Ma ci sono anche paesaggi e vite che non sono state totalmente immaginarie. Certi quadri privi di pretese artistiche, certe oleografie da parete che ho visto e rivisto, dentro di me si trasformano in realtà. Era un'altra sensazione più pungente e triste. Mi bruciava il fatto di non poter essere lì, anche se quelle figure non erano reali. Ah, potere essere anch'io una figura dipinta vicino a quel bosco sotto il chiarore lunare, che si vedeva in una piccola stampa di una stanza dove non dormivo da bambino! Che pena non poter credere di essere lì, nascosto nel bosco vicino al fiume, sotto il chiarore eterno della luna (anche se dipinta male), a guardare un uomo che passa in barca sotto un salice! Allora mi dispiaceva non poter sognare interamente. I tratti della mia nostalgia erano diversi. I gesti della mia disperazione erano diversi. L'impossibilità che mi torturava possedeva un'angoscia di altro tipo. Ah, se tutto ciò potesse avere un senso in Dio, una realizzazione secondo il nostro desiderio, non so dove, attraverso un tempo verticale, consustanziale alla direzione della mia nostalgia e dei miei vaneggiamenti! Ah, se potesse esserci, almeno solo per me, un paradiso fatto di questo! Se io potessi incontrare gli amici che ho sognato, passeggiare per le strade che ho creato, svegliarmi col canto dei galli, il chioccolio delle galline, col brusio mattutino della casa, nella casa più perfettamente accomodata d Dio, collocato nel suo ordine perfetto per esistere, proprio in quella precisa forma fatta per me, irraggiungibile anche dai miei sogni [...].

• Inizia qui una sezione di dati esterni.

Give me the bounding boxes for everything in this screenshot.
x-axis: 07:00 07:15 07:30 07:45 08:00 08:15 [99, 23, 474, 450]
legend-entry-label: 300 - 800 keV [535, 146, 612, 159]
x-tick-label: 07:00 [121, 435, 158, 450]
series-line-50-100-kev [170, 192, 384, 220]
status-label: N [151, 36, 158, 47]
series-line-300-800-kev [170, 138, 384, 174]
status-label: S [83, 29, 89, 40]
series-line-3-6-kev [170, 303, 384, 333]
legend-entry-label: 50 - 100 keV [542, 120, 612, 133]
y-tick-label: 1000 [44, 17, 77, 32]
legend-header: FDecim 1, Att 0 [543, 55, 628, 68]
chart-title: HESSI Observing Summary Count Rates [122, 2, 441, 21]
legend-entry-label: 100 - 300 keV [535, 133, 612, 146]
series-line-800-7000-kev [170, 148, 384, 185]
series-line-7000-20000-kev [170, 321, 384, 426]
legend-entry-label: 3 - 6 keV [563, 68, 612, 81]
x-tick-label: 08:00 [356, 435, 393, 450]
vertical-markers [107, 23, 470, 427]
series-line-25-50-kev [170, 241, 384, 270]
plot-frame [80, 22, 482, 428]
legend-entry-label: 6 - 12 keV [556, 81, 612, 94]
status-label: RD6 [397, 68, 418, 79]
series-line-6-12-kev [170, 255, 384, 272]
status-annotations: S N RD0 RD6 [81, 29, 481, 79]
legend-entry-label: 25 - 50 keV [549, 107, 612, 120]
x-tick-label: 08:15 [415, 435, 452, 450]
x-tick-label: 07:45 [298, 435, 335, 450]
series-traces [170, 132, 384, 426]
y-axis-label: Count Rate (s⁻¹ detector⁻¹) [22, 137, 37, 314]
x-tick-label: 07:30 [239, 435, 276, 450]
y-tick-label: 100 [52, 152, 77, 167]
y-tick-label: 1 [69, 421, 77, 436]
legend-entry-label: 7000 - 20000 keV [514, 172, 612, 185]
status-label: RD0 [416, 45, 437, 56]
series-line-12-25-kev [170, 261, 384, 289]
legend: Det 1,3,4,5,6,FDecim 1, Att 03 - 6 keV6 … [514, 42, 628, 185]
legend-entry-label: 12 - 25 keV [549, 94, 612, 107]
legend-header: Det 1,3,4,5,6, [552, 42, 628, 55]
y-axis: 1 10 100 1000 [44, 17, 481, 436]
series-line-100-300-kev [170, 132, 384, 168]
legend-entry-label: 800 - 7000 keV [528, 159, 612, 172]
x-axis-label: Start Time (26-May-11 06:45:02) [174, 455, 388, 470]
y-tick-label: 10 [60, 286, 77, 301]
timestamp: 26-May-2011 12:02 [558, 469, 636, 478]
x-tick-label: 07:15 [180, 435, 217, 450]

Alzo la testa dal foglio su cui scrivo... E' ancora presto. Il mezzogiorno è passato da poco ed è domenica. Il male della vita, il morbo di essere cosciente entra dentro il mio corpo e mi turba. Possibile che non ci siano isole per coloro che non possono essere confortati, viali vetusti per coloro che sono isolati nel sogno e irraggiungibili ad altri?! Dover vivere e, anche se poco, dover agire; dover sfiorare il fatto che c'è altra gente, anch'essa reale, nella vita! Dover essere qui a scrivere questo perché farlo mi è necessario nell'anima. E, anche così, non poterlo semplicemente sognare, non poterlo esprimere senza parole, perfino senza consapevolezza, attraverso una costruzione di me stesso in musica e svanimento, in modo che le lacrime mi salgano agli occhi soltanto nel sentirmi esprimere, e io fiorisca, come un fiume incantato, lungo lenti declivi di me stesso, sempre più verso l'Inconsapevolezza e la Lontananza, senza alcun senso eccetto Dio.